Oysa gerçekliğin sahnesinde vatandaş, o sahnenin parçası zaten. Bizzat yaşıyor. Ve yaşadığı gerçeklik ona gerçeklik-ötesi siyaset sahnesinden anlatılan rakamlardan çok daha ağır hayat koşullarını dayatıyor. Bu da bildiklerimizden birisi… Vatandaş açısından anlamlı olan, hissettiği enflasyon ölçüsü yılın aynı dönemleri arasında yapılan karşılaştırma değil. Yılın aynı dönemleri arasında yapılan karşılaştırma bu iki uç nokta arasında yaşananların hepsini gözardı ediyor. Bu yılın ekim ayı ile geçen yılın ekim ayını karşılaştırıyor. Oysa iki ekim ayı arasında yaşanan pek çok şey var. Vatandaşın hissettiği sadece iki nokta arasındaki fark değil, o iki nokta arasında yaşanan tüm gerçeklerin yükü. Yani vatandaşın hissettiği hayat pahalılığını yakalayacak olan enflasyon ölçüsü, iki yılın aynı ayı arasındaki farka bakan enflasyon değil, 12 aylık süre boyunca yaşanan her şeyi içine alan bir ölçü olmalı. Vatandaş açısından anlamlı olan bu enflasyon ise işte bu süreçleri gözeten ortalama enflasyon.
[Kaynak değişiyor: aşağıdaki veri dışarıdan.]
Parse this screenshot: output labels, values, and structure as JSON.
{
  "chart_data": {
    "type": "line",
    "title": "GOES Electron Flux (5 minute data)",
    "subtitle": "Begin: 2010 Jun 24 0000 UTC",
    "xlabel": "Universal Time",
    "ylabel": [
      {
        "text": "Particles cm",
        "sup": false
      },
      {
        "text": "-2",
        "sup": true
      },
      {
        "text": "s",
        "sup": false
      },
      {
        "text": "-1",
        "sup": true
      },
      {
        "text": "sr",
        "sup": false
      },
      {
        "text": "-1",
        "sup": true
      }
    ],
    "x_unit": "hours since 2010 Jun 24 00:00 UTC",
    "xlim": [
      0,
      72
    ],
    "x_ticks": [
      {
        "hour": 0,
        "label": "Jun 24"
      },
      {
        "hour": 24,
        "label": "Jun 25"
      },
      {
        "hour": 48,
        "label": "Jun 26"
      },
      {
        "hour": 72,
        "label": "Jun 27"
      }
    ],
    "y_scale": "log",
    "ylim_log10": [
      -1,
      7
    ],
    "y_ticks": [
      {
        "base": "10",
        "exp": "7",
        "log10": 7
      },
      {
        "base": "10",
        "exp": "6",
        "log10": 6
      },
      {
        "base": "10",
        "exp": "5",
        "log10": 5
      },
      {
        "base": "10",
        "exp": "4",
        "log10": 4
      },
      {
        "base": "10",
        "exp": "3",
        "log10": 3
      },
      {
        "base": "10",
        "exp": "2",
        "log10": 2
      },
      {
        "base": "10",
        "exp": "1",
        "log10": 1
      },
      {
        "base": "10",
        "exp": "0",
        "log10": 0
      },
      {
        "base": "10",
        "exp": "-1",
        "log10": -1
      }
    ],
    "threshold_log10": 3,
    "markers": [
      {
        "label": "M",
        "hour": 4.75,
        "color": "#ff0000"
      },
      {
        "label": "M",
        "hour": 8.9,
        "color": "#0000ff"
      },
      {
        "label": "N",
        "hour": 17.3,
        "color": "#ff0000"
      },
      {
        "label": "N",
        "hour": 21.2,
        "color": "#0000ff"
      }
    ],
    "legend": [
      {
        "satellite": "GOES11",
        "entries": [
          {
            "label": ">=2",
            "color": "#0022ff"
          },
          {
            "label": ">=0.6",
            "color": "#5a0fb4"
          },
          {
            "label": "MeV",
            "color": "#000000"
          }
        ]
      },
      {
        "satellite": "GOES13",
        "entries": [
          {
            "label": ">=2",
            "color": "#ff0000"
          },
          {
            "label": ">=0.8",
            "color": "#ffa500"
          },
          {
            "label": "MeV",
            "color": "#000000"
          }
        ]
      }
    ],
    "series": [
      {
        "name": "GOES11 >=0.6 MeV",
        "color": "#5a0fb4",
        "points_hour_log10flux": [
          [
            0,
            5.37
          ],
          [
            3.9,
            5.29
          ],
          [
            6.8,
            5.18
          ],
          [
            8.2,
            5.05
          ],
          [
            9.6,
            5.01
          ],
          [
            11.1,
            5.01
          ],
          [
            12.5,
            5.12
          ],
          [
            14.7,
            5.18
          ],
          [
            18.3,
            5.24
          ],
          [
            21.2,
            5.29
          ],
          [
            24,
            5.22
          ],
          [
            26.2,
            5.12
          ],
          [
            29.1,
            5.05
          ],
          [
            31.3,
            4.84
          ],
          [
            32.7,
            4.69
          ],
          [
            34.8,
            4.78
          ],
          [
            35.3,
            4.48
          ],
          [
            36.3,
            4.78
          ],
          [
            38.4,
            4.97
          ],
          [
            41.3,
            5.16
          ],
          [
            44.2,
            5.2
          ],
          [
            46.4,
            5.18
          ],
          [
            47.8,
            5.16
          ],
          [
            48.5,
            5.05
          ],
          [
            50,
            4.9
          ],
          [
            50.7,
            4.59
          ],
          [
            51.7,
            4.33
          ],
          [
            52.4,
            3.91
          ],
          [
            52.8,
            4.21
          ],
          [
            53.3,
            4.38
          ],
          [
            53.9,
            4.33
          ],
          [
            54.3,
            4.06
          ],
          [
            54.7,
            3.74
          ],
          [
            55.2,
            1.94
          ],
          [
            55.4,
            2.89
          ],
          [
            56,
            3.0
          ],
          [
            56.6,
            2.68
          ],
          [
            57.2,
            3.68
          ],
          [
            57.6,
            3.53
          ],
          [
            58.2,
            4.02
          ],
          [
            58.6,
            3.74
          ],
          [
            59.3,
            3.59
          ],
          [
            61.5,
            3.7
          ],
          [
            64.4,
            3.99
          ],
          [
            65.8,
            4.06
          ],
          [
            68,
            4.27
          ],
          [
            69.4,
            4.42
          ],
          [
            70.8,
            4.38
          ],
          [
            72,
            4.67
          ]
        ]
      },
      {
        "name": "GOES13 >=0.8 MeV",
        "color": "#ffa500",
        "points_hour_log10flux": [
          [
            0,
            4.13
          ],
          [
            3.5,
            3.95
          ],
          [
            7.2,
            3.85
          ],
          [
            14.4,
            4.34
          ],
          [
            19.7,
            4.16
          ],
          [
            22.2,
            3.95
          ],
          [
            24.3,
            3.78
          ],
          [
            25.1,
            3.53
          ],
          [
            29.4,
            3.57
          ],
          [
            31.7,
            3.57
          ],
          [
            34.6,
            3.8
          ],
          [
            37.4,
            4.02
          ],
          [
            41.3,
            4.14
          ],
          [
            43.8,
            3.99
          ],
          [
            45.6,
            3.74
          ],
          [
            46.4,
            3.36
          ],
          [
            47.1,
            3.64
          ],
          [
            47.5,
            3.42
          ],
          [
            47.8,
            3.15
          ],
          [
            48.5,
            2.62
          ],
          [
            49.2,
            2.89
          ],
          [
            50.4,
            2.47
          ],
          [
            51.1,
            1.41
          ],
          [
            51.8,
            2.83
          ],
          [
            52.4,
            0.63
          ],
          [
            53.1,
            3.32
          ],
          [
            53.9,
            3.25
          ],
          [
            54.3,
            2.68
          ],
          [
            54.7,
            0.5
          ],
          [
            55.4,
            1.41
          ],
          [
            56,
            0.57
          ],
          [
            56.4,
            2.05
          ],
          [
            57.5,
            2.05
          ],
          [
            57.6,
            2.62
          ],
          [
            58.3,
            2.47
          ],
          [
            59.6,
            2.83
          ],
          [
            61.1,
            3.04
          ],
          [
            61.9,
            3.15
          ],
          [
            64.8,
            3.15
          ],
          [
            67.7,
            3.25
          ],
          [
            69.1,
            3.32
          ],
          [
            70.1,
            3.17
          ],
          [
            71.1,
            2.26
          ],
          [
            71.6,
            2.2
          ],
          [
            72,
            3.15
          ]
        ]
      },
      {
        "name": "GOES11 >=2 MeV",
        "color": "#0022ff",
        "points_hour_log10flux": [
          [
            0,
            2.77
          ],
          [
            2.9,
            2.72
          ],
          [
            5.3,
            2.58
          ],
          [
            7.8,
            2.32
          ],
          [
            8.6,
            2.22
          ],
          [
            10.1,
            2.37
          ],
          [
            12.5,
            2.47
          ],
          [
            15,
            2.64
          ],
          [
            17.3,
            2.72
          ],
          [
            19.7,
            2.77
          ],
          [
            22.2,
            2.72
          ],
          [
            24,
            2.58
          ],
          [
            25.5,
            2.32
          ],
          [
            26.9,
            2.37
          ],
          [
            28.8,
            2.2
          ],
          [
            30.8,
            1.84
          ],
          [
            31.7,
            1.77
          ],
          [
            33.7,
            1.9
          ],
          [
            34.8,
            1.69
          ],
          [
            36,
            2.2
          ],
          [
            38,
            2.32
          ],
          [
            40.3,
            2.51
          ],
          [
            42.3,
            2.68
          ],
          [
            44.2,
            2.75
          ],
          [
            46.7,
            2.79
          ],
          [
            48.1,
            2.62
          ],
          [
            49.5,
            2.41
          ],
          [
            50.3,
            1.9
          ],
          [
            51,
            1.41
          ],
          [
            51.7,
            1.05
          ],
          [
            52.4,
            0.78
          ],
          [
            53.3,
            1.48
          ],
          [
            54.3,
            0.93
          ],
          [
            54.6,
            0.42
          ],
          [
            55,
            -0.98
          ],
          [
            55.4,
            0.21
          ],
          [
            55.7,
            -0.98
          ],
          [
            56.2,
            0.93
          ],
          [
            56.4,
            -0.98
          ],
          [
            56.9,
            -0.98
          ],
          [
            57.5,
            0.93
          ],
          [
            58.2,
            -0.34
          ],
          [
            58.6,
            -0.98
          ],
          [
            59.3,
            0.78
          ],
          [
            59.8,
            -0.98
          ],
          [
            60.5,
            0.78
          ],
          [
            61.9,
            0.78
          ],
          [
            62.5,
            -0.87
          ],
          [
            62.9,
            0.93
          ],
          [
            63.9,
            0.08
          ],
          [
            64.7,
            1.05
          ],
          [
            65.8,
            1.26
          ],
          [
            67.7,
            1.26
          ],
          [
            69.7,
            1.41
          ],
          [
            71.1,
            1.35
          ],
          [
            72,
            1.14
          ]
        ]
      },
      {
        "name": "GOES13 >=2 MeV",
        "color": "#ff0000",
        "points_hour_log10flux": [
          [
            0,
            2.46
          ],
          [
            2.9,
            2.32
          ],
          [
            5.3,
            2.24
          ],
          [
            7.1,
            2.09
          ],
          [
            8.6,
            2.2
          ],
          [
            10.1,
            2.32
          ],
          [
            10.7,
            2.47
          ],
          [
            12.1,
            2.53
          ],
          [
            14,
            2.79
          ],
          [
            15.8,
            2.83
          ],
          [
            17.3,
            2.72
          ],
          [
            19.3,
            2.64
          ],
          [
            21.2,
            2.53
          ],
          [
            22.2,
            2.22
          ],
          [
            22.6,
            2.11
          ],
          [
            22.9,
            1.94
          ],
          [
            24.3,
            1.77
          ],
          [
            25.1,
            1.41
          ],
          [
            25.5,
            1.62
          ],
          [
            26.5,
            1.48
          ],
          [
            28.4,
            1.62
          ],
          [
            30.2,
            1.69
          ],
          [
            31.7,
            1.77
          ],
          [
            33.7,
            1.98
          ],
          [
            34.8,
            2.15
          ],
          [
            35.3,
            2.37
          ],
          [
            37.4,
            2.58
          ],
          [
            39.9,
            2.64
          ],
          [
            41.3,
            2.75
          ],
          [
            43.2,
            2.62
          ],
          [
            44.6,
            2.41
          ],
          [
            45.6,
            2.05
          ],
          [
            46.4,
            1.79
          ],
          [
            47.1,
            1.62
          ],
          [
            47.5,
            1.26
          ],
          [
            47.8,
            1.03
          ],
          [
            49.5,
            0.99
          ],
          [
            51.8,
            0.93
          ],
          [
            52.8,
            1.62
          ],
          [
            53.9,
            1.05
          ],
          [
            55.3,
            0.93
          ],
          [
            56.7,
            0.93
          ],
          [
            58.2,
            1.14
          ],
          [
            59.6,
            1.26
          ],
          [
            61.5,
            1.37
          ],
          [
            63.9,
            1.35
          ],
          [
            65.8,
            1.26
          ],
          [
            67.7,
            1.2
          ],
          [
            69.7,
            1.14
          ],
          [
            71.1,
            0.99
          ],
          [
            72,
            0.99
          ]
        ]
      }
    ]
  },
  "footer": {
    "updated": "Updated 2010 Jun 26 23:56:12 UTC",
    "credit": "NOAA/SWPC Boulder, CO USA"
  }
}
2018 ve 2019’un Ekim ayları arasındaki farka bakınca enflasyon yüzde 8,55. Oysa sadece birer yılın birer ayını karşılaştırmak yerine, yaşanan süreçleri karşılaştırdığımızda ortaya çıkan gerçeklik farklı oluyor. Nitekim 2018’de Ocak-Ekim arasında gerçekleşen fiyatlarla 2019’da Ocak-Ekim arasında gerçekleşen fiyatların karşılaştırılması yapıldığında ortalama yüzde 16,1 düzeyinde bir enflasyon yaşandığı ortaya çıkıyor. İşte vatandaşın hissediyor olduğu enflasyon da bu. Gerçeklik-ötesi siyaset sahnesi işine gelen veriyi anlatıyor, oysa halkla ortaklaşılacak gerçekliğin siyaset sahnesinde ortaya konması ve vurgulanması gereken enflasyon bu ortalama enflasyon.

Gerçeklik-ötesi siyaset sadece verileri işine geldiği şekilde eğip bükerek kurmuyor siyasetini, o eğip büktüğü verilerin neden ortaya çıktığına dair anlatıda da gerçekleri eğip büküyor, çoğu zaman da gizliyor. Tam da bu nedenle gerçekliğe dayalı kurulacak siyaset sahnesinde sadece verileri düzeltmek yetmeyecek, bu verileri ortaya çıkartan düzenin yaşanan sonuçların temel sebebi olduğu ve bu düzeni rejimin bilerek ve isteyerek kurduğu gerçeğini de tekrarlamak gerekecek.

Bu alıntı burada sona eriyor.